As of Friday World Bank President Jim Yong Kim had still been listed on the official FII website as a “confirmed speaker” — though a World Bank official said early the same day, “President Kim has previously informed the Saudi authorities that he will not be attending the Future Investment Initiative.”
The official, however, declined to indicate that it was specifically due to the Khashoggi disappearance — though as FT notes the FII summit “has suffered a number of defections after the disappearance of Saudi journalist Jamal Khashoggi.” The World Bank claimed President Kim’s cancellation is due to a “scheduling conflict” in what’s likely a thinly veiled excuse to avoid the controversy.
Some companies that were slated to attend have indicated they are withdrawing pending the outcome of formal investigations, but others have now pulled out unconditionally.
Bloomberg is the latest media company to pull out, according to a Friday statement: “Bloomberg will no longer serve as a media partner for the Future Investment Initiative,” a spokesperson said. “As we do with every major event in the region, we plan to cover any news from our regional news bureau.”
Though President Trump and other Western leaders have made softball comments and issued mild criticism against Saudi Arabia in the wake of the alleged October 2nd murder inside the Saudi consulate in Istanbul — with Trump very frankly saying that a Congressional proposal to block Saudi arms sales would be “hurting us” — it could be that a growing boycott of the FII and related projects could end up hitting Riyadh harder, as The Guardian notes:
Saudi Arabia’s ambitious Vision 2030 project – the brainchild of the kingdom’s de facto ruler, Crown Prince Mohammed bin Salman – is strongly dependent on overseas investment, and the apparent shunning of the prestigious FII conference will be as disturbing to Saudi policymakers as the more distant threat of a US-imposed ban on arms sales.
As some of the most visible global media companies continue to declare they’re pulling out of the conference, it is entirely possible and even likely that a full-on Western boycott of the event will gain momentum.

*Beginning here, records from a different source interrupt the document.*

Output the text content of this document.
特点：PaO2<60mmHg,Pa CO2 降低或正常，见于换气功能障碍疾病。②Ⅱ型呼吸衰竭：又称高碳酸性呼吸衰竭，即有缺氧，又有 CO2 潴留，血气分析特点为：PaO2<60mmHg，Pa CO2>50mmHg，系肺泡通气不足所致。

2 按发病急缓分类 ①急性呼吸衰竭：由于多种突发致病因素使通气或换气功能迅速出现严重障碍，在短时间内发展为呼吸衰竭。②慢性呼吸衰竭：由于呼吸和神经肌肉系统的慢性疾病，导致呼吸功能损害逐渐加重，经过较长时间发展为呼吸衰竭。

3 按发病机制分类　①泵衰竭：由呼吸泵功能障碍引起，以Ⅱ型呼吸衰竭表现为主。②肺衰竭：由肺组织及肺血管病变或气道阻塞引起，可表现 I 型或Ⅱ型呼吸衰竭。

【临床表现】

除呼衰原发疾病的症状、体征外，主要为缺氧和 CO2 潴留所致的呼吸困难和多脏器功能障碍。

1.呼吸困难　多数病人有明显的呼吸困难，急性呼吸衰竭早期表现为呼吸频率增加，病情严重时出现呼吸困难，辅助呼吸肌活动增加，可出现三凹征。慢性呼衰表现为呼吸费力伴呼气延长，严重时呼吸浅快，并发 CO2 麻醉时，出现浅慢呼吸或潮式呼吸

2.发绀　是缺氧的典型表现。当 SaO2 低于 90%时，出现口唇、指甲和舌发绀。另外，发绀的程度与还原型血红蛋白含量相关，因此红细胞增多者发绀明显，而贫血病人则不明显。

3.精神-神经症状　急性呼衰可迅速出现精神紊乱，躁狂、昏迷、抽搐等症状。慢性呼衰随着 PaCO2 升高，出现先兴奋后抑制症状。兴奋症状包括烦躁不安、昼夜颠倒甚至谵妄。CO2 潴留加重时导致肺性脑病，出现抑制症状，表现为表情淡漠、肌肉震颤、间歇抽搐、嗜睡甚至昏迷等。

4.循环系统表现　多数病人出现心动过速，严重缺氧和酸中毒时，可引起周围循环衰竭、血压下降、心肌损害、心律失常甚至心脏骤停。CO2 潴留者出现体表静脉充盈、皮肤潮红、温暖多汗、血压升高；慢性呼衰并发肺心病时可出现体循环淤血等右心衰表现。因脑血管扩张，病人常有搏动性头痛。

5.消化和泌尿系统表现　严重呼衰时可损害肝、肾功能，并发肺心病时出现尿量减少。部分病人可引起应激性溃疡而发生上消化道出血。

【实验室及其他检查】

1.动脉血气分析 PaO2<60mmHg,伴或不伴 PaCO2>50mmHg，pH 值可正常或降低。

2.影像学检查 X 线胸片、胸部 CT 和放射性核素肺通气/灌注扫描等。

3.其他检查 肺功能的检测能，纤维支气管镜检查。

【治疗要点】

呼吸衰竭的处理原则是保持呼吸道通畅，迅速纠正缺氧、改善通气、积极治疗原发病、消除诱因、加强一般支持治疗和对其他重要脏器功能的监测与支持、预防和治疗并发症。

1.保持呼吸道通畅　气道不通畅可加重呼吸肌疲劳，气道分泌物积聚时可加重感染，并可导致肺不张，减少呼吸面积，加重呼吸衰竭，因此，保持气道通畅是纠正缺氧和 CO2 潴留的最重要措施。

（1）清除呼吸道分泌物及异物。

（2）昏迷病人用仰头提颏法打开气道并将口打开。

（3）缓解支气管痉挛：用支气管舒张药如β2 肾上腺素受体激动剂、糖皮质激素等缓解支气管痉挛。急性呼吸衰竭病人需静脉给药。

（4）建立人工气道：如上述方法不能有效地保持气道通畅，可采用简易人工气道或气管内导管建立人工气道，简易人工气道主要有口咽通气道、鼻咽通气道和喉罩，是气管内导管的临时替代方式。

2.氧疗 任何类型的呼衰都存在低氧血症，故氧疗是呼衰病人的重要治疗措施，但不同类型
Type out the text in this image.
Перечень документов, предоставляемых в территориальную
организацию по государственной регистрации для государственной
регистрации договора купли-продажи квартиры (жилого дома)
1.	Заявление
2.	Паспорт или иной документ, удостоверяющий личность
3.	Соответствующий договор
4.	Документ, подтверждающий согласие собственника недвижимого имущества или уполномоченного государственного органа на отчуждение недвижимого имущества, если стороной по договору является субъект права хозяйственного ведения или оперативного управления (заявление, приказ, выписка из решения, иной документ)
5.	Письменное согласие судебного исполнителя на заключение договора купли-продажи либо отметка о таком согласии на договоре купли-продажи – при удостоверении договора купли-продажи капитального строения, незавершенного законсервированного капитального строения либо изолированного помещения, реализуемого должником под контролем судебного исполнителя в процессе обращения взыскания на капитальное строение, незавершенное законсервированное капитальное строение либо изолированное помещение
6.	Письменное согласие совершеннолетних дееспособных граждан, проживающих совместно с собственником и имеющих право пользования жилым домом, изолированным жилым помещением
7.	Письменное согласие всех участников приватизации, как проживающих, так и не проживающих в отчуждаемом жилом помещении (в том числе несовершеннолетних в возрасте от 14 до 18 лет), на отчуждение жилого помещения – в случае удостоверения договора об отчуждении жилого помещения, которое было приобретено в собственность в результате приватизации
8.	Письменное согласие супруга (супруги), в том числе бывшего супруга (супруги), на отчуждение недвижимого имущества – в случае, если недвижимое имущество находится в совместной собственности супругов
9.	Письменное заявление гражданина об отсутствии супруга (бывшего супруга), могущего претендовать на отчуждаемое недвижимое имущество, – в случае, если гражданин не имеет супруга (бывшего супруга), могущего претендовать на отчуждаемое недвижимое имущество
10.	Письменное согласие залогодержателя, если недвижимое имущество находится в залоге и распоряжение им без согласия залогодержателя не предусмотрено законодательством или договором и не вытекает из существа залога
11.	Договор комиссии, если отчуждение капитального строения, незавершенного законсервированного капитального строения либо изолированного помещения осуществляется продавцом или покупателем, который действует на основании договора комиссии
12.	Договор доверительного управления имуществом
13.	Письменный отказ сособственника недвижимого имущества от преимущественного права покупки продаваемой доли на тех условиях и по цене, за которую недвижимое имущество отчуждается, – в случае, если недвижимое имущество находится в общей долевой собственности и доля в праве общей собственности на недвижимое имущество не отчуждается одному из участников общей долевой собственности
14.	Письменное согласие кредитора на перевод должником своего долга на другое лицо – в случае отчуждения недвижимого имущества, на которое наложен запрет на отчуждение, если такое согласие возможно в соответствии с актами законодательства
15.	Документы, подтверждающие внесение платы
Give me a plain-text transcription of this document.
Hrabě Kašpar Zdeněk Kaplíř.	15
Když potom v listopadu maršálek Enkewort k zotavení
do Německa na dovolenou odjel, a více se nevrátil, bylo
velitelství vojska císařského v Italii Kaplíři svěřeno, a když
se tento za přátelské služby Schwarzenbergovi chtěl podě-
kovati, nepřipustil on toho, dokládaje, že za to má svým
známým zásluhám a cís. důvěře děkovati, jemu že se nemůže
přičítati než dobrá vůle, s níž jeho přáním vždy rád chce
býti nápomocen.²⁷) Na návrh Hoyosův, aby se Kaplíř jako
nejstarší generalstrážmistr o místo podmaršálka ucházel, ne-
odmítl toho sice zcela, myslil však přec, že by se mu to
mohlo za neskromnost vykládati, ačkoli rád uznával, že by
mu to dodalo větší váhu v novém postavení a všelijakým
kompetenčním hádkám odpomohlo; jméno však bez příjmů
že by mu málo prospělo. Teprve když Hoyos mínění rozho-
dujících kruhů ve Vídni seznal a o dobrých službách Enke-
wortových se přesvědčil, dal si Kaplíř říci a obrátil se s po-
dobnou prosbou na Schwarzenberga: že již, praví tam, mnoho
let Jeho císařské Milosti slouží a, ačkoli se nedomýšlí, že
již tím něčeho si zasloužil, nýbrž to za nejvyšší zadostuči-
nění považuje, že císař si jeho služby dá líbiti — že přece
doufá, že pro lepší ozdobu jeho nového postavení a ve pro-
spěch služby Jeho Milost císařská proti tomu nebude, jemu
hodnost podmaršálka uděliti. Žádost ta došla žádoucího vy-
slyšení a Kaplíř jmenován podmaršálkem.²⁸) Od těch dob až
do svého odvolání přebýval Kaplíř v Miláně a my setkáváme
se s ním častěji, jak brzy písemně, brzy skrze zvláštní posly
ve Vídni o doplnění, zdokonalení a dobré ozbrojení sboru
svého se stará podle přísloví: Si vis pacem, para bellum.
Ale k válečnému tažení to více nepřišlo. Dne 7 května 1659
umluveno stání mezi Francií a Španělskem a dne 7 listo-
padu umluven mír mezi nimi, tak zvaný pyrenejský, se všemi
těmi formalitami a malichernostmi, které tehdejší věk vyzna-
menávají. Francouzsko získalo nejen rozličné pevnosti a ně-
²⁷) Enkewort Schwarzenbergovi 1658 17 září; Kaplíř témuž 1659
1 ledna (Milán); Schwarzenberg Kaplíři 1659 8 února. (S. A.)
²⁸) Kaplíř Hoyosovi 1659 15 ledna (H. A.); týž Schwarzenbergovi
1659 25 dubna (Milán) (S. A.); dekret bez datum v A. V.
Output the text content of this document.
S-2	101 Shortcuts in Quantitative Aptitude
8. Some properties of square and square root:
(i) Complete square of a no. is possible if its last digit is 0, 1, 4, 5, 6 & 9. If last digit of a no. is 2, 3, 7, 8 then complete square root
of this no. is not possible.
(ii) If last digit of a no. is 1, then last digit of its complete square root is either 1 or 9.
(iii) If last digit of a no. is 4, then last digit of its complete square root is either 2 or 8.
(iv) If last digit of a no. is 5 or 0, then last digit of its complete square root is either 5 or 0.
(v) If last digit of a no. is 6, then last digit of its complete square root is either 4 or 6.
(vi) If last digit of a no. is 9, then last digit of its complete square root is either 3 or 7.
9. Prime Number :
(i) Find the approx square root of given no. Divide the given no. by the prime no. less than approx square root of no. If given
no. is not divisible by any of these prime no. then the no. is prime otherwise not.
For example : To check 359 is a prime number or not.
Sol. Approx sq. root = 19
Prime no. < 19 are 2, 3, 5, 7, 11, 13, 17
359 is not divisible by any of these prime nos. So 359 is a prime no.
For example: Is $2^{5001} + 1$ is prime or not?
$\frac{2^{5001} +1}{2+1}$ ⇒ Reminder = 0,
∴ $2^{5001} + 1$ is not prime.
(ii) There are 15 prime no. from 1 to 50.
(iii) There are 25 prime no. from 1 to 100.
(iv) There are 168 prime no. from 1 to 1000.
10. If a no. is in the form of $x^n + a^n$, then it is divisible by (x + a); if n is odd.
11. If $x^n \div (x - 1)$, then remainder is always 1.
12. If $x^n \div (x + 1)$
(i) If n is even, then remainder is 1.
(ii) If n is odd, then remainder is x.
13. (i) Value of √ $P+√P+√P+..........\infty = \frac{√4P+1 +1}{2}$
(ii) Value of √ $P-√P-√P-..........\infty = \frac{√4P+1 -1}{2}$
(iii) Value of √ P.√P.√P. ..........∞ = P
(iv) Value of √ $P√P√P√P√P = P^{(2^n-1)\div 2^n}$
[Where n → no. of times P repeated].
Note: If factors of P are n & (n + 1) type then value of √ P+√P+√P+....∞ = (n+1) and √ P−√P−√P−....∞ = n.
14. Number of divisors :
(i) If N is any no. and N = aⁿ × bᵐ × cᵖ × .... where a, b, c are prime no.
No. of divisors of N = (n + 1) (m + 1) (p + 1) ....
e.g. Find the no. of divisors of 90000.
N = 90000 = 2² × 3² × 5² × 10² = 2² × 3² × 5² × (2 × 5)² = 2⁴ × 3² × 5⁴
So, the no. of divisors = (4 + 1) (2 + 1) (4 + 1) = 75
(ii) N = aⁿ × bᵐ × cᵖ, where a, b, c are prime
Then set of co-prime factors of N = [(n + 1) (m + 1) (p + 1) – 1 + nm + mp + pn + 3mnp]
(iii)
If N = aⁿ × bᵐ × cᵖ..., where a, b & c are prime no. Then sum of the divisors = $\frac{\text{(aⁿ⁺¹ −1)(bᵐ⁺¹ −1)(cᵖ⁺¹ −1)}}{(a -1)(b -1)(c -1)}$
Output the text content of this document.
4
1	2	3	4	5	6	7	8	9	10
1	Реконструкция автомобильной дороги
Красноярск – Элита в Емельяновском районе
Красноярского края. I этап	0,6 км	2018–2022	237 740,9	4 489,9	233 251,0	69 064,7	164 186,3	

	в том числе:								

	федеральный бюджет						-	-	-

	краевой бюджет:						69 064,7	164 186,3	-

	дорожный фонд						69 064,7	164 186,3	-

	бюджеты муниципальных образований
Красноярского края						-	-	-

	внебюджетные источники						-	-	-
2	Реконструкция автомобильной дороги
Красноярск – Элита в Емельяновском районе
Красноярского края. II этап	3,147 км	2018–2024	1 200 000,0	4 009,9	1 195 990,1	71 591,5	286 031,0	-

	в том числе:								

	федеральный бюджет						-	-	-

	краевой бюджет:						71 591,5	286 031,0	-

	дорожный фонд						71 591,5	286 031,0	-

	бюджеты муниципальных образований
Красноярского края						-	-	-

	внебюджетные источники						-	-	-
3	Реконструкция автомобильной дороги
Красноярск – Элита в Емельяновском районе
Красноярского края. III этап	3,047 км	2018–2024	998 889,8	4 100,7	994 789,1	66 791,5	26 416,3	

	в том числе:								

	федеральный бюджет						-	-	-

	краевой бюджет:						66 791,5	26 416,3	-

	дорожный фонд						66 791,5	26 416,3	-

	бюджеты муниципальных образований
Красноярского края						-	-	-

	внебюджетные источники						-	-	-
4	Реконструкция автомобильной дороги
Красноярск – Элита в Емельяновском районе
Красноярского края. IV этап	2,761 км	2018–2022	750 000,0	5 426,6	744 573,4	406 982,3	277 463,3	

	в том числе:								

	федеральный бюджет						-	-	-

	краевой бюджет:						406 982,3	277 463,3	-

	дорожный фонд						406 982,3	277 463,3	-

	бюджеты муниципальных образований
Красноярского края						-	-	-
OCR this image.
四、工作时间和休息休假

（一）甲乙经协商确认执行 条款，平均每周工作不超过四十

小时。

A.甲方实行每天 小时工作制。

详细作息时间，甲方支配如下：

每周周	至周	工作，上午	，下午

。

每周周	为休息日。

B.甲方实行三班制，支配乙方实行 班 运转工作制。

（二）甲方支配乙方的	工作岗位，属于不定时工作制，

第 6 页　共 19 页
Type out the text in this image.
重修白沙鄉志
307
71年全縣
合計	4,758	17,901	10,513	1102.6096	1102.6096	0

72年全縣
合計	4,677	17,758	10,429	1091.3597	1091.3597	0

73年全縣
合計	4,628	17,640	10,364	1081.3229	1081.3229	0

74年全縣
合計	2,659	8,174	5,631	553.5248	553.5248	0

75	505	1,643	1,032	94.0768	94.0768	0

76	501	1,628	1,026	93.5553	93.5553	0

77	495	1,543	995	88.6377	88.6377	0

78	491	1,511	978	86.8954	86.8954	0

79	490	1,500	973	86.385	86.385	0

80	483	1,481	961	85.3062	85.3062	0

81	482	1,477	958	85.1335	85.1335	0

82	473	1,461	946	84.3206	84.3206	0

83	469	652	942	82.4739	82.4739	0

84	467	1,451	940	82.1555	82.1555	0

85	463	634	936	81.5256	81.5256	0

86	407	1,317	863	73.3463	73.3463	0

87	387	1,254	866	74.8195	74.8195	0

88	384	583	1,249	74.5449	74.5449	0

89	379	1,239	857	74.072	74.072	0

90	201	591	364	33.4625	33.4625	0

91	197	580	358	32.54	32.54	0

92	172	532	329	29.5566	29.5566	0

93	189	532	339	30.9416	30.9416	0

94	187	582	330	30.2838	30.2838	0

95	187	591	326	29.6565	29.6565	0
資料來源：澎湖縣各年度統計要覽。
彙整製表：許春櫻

Meanwhile, a new Politico op-ed piece aptly noted, “How tragically ironic that in his disappearance and probable death, Khashoggi may have done more to get Washington to see the troubling reality of MBS’s Saudi Arabia than he ever could have done alive and in his writing.”
And then there’s this bombshell which was announced Thursday:
Sir Richard Branson has halted discussions with Saudi Arabia’s sovereign wealth fund about a planned $1bn investment in Virgin’s space companies. He has also suspended his participation in two advisory boards.
Perhaps the writing is on the wall for the “reformer” prince MbS as this is surely going to hurt.
Though we should note that the continued US-Saudi coalition carpet bombing of civilian areas in Yemen is still hardly receiving mention at all.